Qualcuno ha detto a fratel Cosimo che anche a lui la politica sta regalando ulteriori otto miliardi di vecchie lire tolte dalle tasche dei fedeli che a migliaia pregano con lui per avere un conforto alle loro miserie anche materiali? Ecosì altri parroci e altri vescovi ,sono a conoscenza che mentre i propri fedeli gemono sotto il peso della povertà aggravata dal fatto che debbono pagare ancora di più per i servizi alla salute, il Consiglio regionale sta regalando loro decine di miliardi di vecchie lire?
E dove sono i sindaci calabresi che contestano con forza la sottrazione di fondi per servizi alla persona in favore dei loro concittadini e si sentono rispondere dall’ente regione che i soldi mancano e poi assistono silenziosi alle regalie della politica regionale?
Dove sono i consiglieri regionali che professano apertamente la loro appartenenza al mondo cattolico e poi accettano di votare regali per diverse decine di miliardi di lire per strutture ed enti che dovrebbero vivere con le liberalita’ della gente e non con i sussidi dello stato?

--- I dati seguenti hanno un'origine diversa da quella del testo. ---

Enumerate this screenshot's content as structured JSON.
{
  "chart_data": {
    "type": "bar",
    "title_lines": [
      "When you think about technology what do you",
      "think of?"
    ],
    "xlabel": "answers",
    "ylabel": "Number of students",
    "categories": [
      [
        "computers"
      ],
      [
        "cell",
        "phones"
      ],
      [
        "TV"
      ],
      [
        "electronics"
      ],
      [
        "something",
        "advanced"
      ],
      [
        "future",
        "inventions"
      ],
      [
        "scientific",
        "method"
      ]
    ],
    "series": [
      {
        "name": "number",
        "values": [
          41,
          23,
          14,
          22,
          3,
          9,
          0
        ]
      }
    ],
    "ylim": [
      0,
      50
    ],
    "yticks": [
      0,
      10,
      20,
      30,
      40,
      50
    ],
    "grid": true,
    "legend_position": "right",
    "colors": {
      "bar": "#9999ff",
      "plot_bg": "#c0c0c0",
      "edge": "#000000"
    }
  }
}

Soprattutto, come in questo caso, quando tali soldi dovrebbero essere utilizzati a alleggerire almeno di una piccola parte i balzelli che gravano sulla carne già sanguinante delle famiglie calabresi. Come è lontano il tempo in cui Francesco di Paola ha preso in mano una delle monete regalategli dal re e, spezzandola l’ha vista grondare sangue. Era il sangue dei suoi fratelli calabresi oppressi e, perciò, poveri. E ha rifiutato quei soldi. Cara Natuzza, caro fratel Cosimo, cari confratelli sacerdoti e vescovi, quanto sarebbe bello e doveroso che anche voi ripeteste il gesto di Francesco. Anche se voi stessi direttamente o tramite amici degli amici avete presentato richiesta per ottenere questi soldi.
Oggi il contesto esistenziale dei nostri fratelli calabresi è molto peggiorato. A tutti noi la scelta evangelica della moltiplicazione dei pani e dei pesci non attingendo alle riserve finanziarie della regione (peraltro quasi inesistenti,
salvo i soldi da regalare a voi) bensì, come dice il Vangelo, mettendo insieme le nostre povertà. È sulle nostre povertà che diventa grande e feconda la nostra carità.